Attentat de Rambouillet : l’hommage de la nation à Stéphanie Monfermé

Au cours de son discours, le Premier ministre a rendu hommage à Stéphanie Monfermé, rappelant que la police a été durement touchée ces dernières par plusieurs attaques.

Le Premier ministre Jean Castex a présidé ce vendredi une cérémonie d’hommage nationale à Rambouillet, à quelques mètres du commissariat où Stéphanie Monfermé a été mortellement agressée au couteau vendredi dernier. Au cours de son allocution, il a rappelé qui était Stéphanie Monfermé, pour ses collègues, mais aussi pour ses proches, et assuré que la France continue de combattre le terrorisme.

Cette agente administrative travaillait dans le commissariat de Rambouillet (Yvelines) depuis 1993 « où chacun la connaissait, et où elle était un peu comme chez elle ». Elle « était dotée d’un caractère heureux et serviable ce qui fait du bien dans le quotidien souvent difficile d’un poste de police », a-t-il déclaré, ajoutant qu’à Rambouillet, Stéphanie Monfermé était « partout chez elle ».

« Elle était au service de la France »

Le Premier ministre est ensuite revenu sur l’attaque de vendredi dernier, « lorsqu’un homme a surgi de nulle part pour l’assassiner avec une sauvagerie et une détermination qui font frémir ». Cette femme « incarnait aux yeux de cet homme, dont je me refuse à prononcer le nom, la police française et donc l’autorité de l’État (…) votre collègue a été assassinée parce qu’elle servait son pays, parce qu’elle était au service de la France ».
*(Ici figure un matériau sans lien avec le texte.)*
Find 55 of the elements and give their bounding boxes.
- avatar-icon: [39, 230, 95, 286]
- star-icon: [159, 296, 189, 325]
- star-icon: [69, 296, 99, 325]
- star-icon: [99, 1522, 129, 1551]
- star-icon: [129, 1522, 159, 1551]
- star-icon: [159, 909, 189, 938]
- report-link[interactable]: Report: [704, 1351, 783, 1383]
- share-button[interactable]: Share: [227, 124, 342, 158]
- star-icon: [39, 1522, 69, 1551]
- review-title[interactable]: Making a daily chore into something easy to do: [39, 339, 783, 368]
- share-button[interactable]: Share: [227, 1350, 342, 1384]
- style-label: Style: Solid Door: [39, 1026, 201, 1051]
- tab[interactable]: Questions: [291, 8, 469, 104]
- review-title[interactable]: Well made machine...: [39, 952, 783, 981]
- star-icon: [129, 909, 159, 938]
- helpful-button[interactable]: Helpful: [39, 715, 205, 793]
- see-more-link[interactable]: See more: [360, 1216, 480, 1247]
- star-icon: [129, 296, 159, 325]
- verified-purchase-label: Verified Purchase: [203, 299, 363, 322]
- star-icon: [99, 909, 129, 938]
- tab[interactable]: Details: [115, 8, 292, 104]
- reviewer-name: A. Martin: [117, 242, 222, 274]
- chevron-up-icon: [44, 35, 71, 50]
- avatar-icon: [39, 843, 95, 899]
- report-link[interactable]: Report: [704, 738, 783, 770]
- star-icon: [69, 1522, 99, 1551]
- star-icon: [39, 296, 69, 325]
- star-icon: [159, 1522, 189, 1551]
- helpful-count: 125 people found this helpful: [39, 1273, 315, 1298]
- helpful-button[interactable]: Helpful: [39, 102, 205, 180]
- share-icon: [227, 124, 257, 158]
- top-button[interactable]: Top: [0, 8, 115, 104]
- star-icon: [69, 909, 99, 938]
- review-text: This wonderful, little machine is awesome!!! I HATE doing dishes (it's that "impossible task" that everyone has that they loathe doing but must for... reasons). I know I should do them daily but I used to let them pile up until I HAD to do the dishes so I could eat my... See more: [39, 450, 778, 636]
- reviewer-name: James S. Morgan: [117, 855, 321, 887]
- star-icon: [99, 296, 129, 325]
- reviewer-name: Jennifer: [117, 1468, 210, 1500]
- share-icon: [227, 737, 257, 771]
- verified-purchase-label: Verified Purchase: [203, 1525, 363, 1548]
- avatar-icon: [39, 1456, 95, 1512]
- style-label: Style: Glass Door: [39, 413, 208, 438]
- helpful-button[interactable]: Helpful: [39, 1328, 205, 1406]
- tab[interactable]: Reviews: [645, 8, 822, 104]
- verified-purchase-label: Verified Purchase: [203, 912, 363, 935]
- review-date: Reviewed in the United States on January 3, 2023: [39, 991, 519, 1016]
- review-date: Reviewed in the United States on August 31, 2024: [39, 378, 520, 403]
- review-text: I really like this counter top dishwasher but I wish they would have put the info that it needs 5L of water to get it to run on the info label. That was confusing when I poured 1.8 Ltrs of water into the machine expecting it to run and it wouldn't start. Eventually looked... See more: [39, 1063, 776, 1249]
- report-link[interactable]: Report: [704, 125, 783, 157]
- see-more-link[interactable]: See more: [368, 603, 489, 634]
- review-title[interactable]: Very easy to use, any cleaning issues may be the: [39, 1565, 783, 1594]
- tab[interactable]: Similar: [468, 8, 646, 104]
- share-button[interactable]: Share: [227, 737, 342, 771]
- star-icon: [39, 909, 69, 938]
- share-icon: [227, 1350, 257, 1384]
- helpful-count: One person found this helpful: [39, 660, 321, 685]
Jean Castex rappelle alors l’attentat de Magnanville (Yvelines), lors duquel Jean-Baptiste Salvaing et Jessica Schneider avaient été tués à leur domicile en 2016 par un terroriste. Et plus récemment l’assassinat du professeur d’histoire Samuel Paty le 16 octobre dernier à Conflans-Sainte-Honorine (Yvelines), parce qu’il avait montré des caricatures de Mahomet en cours. « Ils avaient en commun d’être des fonctionnaires de la République et d’habiter ce département des Yvelines, à nouveau plongé dans le deuil et l’effroi », déclare le Premier ministre.

Des premiers témoignages rapportent qu’au moment de commettre son crime, l’assassin aurait invoqué le nom de Dieu. C’est une insulte sanglante jetée à la face de ceux qui croient à un Dieu, que de mêler la transcendance au crime[…] Aucun fidèle d’aucune religion ne peut l’admettre et encore moins au pays de Voltaire[…] Le fanatisme est un monstre qui ose se dire le fils de la religion.

Jean Castex, Premier ministre

« Seul un lâche peut s’en prendre à une femme qui ne portait pas d’arme »

Rappelant que Stéphanie Monfermé était agente administrative, et donc non armée, il qualifie l’assassin de « lâche ».

Seul un lâche peut s’en prendre à une femme qui ne portait pas d’arme[…] Stéphanie n’était pas en faction, n’était pas en uniforme, elle n’était pas chargée d’assurer directement la sécurité sur la voie publique.

Jean Castex, Premier ministre

Le Premier ministre rappelle au passage qu’il y a 25.000 agents administratifs dans la police nationale française, « sans lesquels les forces de l’ordre qui interviennent sur le terrain ne seraient pas en mesure d’accomplir pleinement leur mission ». Il leur a rendu « un immense hommage, car je sais qu’ils vivent presque dans leur chair, le drame de Rambouillet et la perte de leur collègue ». Jessica Schneider faisait aussi partie de ce corps de la police, comme Brice Le Mescam, l’une des quatre victimes de l’attentat au couteau à la préfecture de police de Paris le 3 octobre 2019.

Jean Castex insiste également sur le travail de l’État sur le terrorisme, citant les « nombreux attentats » déjoués par les services français, déclarant toutefois que « toute mort est une mort de trop ». Il met aussi en avant la loi sur les séparatismes, rappelant la « volonté constamment réaffirmée de lutter contre toutes les formes de séparatismes, y compris comme nous sommes en train de le faire en durcissant l’arsenal législatif ».